Die Gärten der Société des Bains de Mer sind eng mit der Entwicklung eines Teils des Fürstentums von Monaco, nämlich Monte-Carlo, verknüpft, der ab 1893 nach der Errichtung des Casinos auf dem damals völlig ausgetrockneten und nackten Felsen von Spélugues seinen Aufschwung erlebte. 

Die vom bekannten Architekten Edouard André angelegten, im Großen und Ganzen „französische“ Gärten enthalten einige exotische Noten mit Hügeln, Wasserfällen, Bächen und künstlich angelegten Teichen. 

Zur Geschichte

Edouard André ließ sich von den damals modernen Theorien über die Côte d'Azur inspirieren. Die Region wurde zu jener Zeit als ein sehr heißer Landstrich angesehen, der nur im Winter bewohnbar war und dessen Gärten von Dezember bis März mit üppiger, tropischer Flora aufwarten und den Eindruck eines ewigen Frühlings vermitteln mussten.

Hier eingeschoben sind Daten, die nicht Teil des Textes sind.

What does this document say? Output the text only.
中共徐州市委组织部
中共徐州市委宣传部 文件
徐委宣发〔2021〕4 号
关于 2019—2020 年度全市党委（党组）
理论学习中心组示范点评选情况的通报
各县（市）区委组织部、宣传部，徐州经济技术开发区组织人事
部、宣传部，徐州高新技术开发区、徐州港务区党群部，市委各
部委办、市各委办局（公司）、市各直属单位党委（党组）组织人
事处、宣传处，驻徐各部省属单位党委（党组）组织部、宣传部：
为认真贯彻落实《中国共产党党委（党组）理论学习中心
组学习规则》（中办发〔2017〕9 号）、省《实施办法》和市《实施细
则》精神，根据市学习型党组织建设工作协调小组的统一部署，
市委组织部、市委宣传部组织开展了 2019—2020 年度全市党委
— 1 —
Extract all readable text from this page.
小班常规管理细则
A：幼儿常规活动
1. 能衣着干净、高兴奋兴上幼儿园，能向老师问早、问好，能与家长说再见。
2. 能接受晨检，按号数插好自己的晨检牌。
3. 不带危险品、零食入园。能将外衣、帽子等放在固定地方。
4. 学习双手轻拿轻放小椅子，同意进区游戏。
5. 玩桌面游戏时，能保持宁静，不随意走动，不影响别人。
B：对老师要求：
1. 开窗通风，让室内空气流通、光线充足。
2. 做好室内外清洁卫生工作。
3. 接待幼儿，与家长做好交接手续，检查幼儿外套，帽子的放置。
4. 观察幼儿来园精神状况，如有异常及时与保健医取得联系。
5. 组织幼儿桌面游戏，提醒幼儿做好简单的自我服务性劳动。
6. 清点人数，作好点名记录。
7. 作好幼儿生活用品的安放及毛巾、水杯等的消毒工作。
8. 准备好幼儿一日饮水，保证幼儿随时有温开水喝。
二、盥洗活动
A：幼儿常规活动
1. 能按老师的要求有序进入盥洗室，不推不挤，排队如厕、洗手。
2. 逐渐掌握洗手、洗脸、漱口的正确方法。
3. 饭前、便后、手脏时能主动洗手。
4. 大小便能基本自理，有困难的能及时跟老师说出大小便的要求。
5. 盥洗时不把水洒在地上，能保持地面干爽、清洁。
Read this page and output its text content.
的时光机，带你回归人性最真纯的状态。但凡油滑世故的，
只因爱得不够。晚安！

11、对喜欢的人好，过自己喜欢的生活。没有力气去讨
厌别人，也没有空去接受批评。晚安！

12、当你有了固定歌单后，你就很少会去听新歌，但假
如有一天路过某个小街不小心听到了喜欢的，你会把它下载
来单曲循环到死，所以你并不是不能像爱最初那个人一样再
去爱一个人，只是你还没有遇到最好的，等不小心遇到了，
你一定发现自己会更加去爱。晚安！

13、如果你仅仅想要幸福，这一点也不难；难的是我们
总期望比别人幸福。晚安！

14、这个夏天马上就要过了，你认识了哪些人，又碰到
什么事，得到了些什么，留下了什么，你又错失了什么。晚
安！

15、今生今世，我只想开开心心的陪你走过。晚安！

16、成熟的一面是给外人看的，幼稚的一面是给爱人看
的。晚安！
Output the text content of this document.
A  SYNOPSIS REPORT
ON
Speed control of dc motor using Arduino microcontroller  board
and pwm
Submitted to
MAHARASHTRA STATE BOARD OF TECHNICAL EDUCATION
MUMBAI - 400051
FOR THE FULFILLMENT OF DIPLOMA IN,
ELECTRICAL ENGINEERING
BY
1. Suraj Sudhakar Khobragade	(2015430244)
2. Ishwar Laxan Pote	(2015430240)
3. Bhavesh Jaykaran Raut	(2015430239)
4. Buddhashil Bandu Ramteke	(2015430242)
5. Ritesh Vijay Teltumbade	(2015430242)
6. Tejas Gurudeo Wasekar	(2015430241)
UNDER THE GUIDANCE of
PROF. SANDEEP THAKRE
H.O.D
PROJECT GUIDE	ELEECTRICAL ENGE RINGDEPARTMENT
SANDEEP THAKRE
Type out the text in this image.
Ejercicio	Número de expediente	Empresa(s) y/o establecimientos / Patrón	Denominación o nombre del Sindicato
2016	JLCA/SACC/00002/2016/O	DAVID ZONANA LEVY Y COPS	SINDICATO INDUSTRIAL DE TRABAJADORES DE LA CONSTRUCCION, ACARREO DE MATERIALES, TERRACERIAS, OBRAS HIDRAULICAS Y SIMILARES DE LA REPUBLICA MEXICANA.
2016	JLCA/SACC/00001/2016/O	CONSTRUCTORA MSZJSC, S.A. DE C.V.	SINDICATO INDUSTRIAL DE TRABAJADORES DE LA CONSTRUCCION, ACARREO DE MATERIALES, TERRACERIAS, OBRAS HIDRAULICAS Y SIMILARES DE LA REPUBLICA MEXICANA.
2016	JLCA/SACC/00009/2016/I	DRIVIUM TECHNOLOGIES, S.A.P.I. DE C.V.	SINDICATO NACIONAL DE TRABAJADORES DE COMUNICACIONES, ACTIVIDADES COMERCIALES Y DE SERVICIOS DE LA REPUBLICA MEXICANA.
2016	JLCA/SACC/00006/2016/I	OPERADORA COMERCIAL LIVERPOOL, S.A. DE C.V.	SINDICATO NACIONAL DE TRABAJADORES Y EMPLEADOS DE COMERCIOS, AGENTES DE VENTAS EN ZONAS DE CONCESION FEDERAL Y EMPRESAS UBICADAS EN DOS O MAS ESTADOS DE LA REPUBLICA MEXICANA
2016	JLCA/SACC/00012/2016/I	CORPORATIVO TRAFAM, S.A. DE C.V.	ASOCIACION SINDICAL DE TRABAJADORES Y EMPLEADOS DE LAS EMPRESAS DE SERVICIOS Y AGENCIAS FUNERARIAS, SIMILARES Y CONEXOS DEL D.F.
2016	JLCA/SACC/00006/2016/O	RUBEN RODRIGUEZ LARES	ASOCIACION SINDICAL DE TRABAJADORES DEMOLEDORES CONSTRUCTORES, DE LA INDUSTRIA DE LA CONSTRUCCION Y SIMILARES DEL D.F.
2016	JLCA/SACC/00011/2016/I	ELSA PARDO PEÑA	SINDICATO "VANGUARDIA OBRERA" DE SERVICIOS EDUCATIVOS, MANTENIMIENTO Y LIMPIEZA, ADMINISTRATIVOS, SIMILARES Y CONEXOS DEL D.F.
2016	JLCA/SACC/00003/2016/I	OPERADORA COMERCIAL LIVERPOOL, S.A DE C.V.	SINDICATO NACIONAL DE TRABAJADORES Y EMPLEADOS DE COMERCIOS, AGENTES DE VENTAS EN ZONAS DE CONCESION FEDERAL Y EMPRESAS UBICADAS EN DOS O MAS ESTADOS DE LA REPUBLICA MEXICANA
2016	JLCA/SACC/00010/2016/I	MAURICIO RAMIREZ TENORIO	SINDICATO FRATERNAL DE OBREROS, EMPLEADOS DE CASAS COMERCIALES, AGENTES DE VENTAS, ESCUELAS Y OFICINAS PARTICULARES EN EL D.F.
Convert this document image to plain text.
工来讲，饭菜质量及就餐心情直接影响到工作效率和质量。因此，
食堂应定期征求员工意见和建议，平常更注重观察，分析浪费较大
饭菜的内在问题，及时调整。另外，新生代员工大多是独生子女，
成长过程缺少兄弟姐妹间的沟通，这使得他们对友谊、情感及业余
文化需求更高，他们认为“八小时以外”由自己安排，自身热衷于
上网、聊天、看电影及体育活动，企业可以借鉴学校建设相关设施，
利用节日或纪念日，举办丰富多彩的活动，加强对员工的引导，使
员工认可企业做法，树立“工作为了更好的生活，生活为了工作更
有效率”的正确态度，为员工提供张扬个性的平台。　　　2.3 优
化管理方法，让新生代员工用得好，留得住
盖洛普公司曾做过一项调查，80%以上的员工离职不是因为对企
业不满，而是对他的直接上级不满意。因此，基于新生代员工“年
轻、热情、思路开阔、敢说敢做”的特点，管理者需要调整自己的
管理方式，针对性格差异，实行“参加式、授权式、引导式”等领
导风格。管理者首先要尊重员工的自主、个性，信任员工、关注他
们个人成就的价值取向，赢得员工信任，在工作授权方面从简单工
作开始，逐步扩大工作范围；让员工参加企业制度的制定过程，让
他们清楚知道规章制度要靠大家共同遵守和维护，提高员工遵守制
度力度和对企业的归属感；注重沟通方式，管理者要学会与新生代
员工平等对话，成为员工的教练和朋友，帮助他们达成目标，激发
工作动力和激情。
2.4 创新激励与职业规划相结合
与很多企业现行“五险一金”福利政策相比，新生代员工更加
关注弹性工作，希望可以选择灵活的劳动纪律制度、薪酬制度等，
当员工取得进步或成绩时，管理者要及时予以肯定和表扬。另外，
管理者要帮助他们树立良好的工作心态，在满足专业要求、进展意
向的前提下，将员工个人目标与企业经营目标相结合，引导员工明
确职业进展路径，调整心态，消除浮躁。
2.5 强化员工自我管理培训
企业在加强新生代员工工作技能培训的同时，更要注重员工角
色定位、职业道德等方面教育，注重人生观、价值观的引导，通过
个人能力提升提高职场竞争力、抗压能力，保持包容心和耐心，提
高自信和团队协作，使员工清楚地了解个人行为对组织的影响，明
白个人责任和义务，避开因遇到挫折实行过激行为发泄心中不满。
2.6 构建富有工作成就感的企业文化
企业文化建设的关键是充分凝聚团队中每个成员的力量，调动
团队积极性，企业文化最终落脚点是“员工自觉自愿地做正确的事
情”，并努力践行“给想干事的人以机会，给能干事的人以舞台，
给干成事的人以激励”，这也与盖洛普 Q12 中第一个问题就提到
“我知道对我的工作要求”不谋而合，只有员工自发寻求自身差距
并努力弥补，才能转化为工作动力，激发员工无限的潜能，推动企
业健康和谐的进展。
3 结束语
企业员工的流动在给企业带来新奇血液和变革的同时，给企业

Gegenüber dem Casino erstreckten sich leicht abfallend die ausgehöhlten "Boulingrins" (stammt vom Bowling greens) mit Baumarten wie Washingtonia robusta und Brachychiton sowie Blumenbeeten.

Der Garten war von allen Seiten von Landschaft umgeben. Edouard André nutzte die natürliche Neigung des Geländes aus, um einen Bach mit Wasserfällen anzulegen, die unten in einem großen Becken aufgefangen wurden.

Viele Einzelheiten wurden seit der Gründung des Gartens an der Gesamtanlage geändert, doch die exotische Note, die Edouard André ihr durch die Anpflanzung subtropischer Pflanzenarten verliehen hat, wurde bis heute bewahrt. Dieser Teil des Gartens wird im Übrigen "Kleinafrika“ genannt.

Dieser Bereich, der früher nur als Kulisse für den zum Spielcasino führenden Weg gedacht war, wurde umgestaltet, damit die Besucher den Spaziergang durch den Garten mit Wasserbecken und zum Casino absteigenden Terrassen genießen können.